Ceilings can express movement with panels perforated in circular patterns, rolling waves, or streaks of rain – to list just a few possibilities. A single image can be perforated into many standard-size panels for a more holistic look that seamlessly flows from one panel to the next. Or designs can be repeated panel by panel and positioned in a randomized pattern. Even asymmetrical patterns can be perforated into the metal panels for a more contemporary aesthetic.
“Manufacturers are always searching for more innovative ways to allow designers and architects to express creativity, while at the same time increasing a product’s performance,” says Udolph. The artistic use of perforation designs is just one way manufacturers are melding acoustical needs and design aesthetics.
Contributing to Biophilic Design
Metal ceilings can contribute to occupant well-being beyond acoustical comfort, however. With the ability to mimic specific species of wood or offer high light reflectance, metal ceilings contribute to biophilic design principles. Studies have shown that biophilic design improves productivity for employees in offices, increases learning functions for students in schools, and decreases healing time for patients in healthcare facilities.
A metal ceiling with a wood-look finish adds biomorphic texture to the space. Used in biophilic applications, metal ceilings help create natural-looking environments that are shown to increase cognitive performance and reduce stress. Natural wood ceilings generate the same responses. However, metal ceilings are often more cost-effective, easier to clean, and resist fading and discoloring in sunlight.
White metal ceilings also improve well-being. By reflecting light and brightening a space, they induce positive moods and increase productivity. Large-format panels specified in white give a sleek, contemporary, monolithic look to a large room, while offering the added benefits of being durable and easy to clean.

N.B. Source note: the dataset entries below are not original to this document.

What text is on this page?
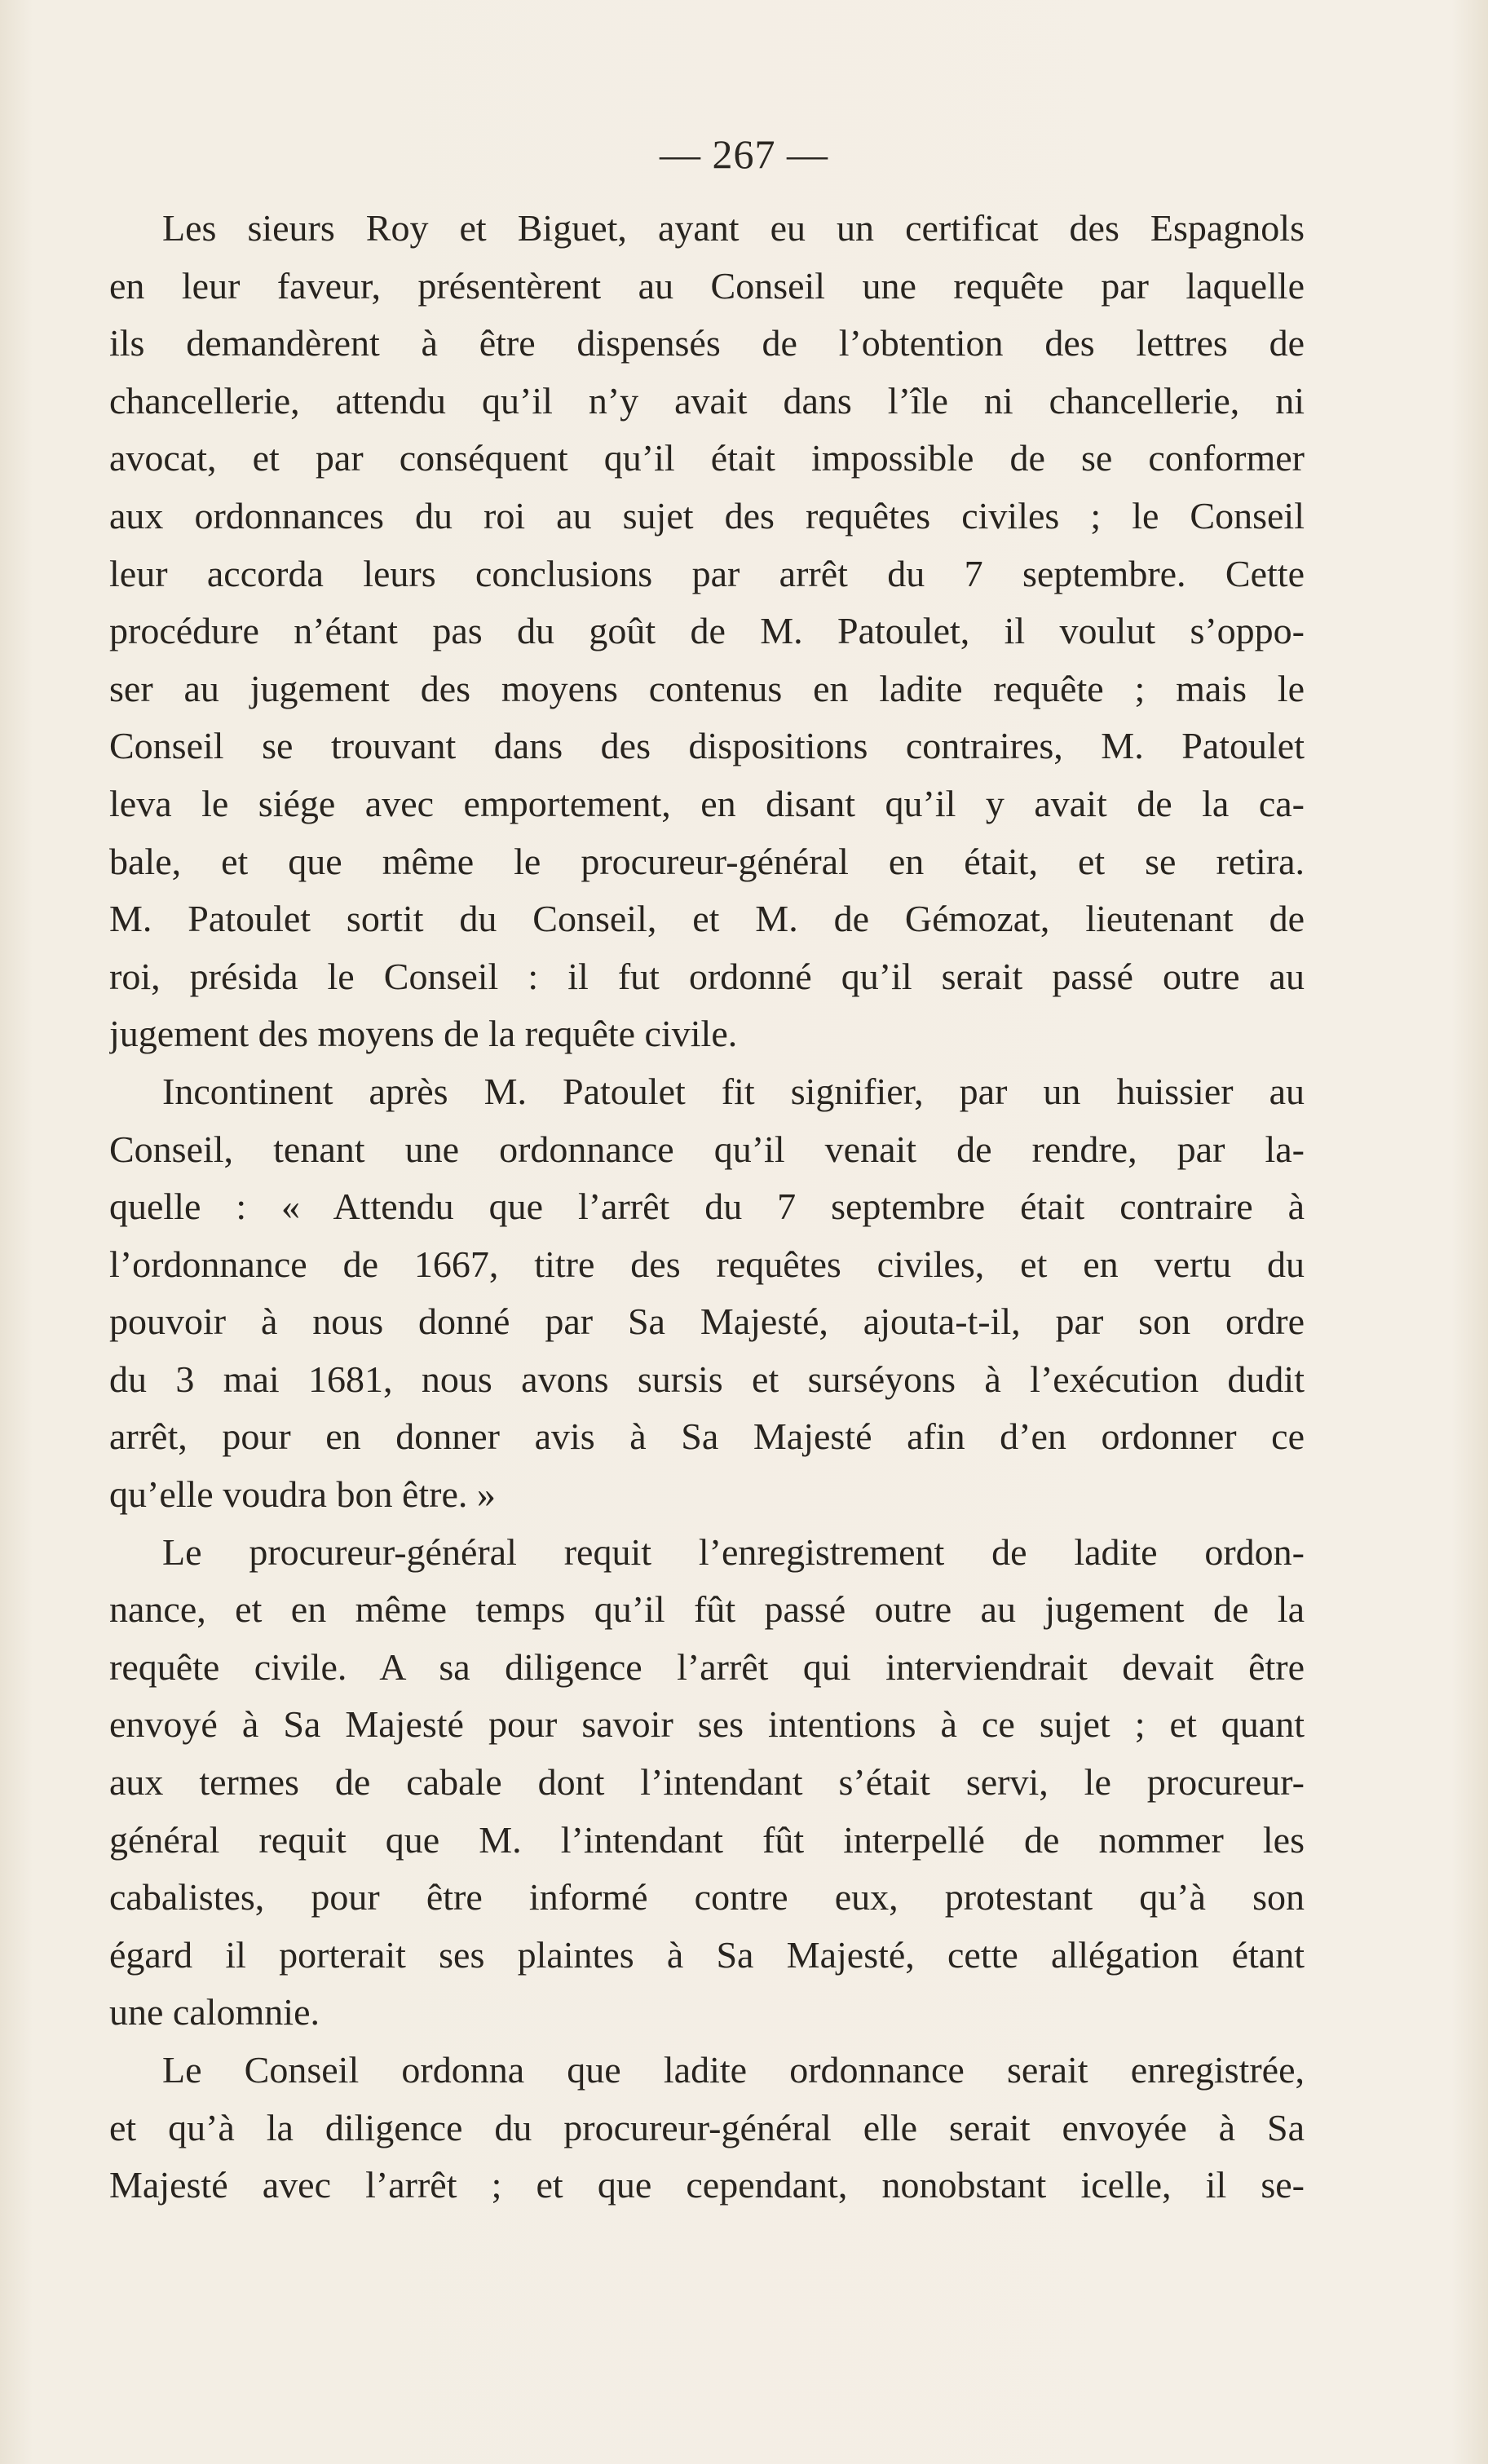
— 267 —
Les sieurs Roy et Biguet, ayant eu un certificat des Espagnols
en leur faveur, présentèrent au Conseil une requête par laquelle
ils demandèrent à être dispensés de l’obtention des lettres de
chancellerie, attendu qu’il n’y avait dans l’île ni chancellerie, ni
avocat, et par conséquent qu’il était impossible de se conformer
aux ordonnances du roi au sujet des requêtes civiles ; le Conseil
leur accorda leurs conclusions par arrêt du 7 septembre. Cette
procédure n’étant pas du goût de M. Patoulet, il voulut s’oppo-
ser au jugement des moyens contenus en ladite requête ; mais le
Conseil se trouvant dans des dispositions contraires, M. Patoulet
leva le siége avec emportement, en disant qu’il y avait de la ca-
bale, et que même le procureur-général en était, et se retira.
M. Patoulet sortit du Conseil, et M. de Gémozat, lieutenant de
roi, présida le Conseil : il fut ordonné qu’il serait passé outre au
jugement des moyens de la requête civile.
Incontinent après M. Patoulet fit signifier, par un huissier au
Conseil, tenant une ordonnance qu’il venait de rendre, par la-
quelle : « Attendu que l’arrêt du 7 septembre était contraire à
l’ordonnance de 1667, titre des requêtes civiles, et en vertu du
pouvoir à nous donné par Sa Majesté, ajouta-t-il, par son ordre
du 3 mai 1681, nous avons sursis et surséyons à l’exécution dudit
arrêt, pour en donner avis à Sa Majesté afin d’en ordonner ce
qu’elle voudra bon être. »
Le procureur-général requit l’enregistrement de ladite ordon-
nance, et en même temps qu’il fût passé outre au jugement de la
requête civile. A sa diligence l’arrêt qui interviendrait devait être
envoyé à Sa Majesté pour savoir ses intentions à ce sujet ; et quant
aux termes de cabale dont l’intendant s’était servi, le procureur-
général requit que M. l’intendant fût interpellé de nommer les
cabalistes, pour être informé contre eux, protestant qu’à son
égard il porterait ses plaintes à Sa Majesté, cette allégation étant
une calomnie.
Le Conseil ordonna que ladite ordonnance serait enregistrée,
et qu’à la diligence du procureur-général elle serait envoyée à Sa
Majesté avec l’arrêt ; et que cependant, nonobstant icelle, il se-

Likely, the first manufacturers of metal ceilings never considered whether their products were customizable, enhanced acoustical comfort, or promoted a sense of health and well-being. Today’s manufacturers are rising to the demands of these trends with products that help architects and designers achieve effects beyond their imaginations.
Robert Marshall is the Senior Technical Manager for CertainTeed Architectural Products and a frequent contributor for the commercial ceiling industry. Robert began his career with one of the world’s first acoustic ceiling contracting businesses; a company founded by his family almost a century ago.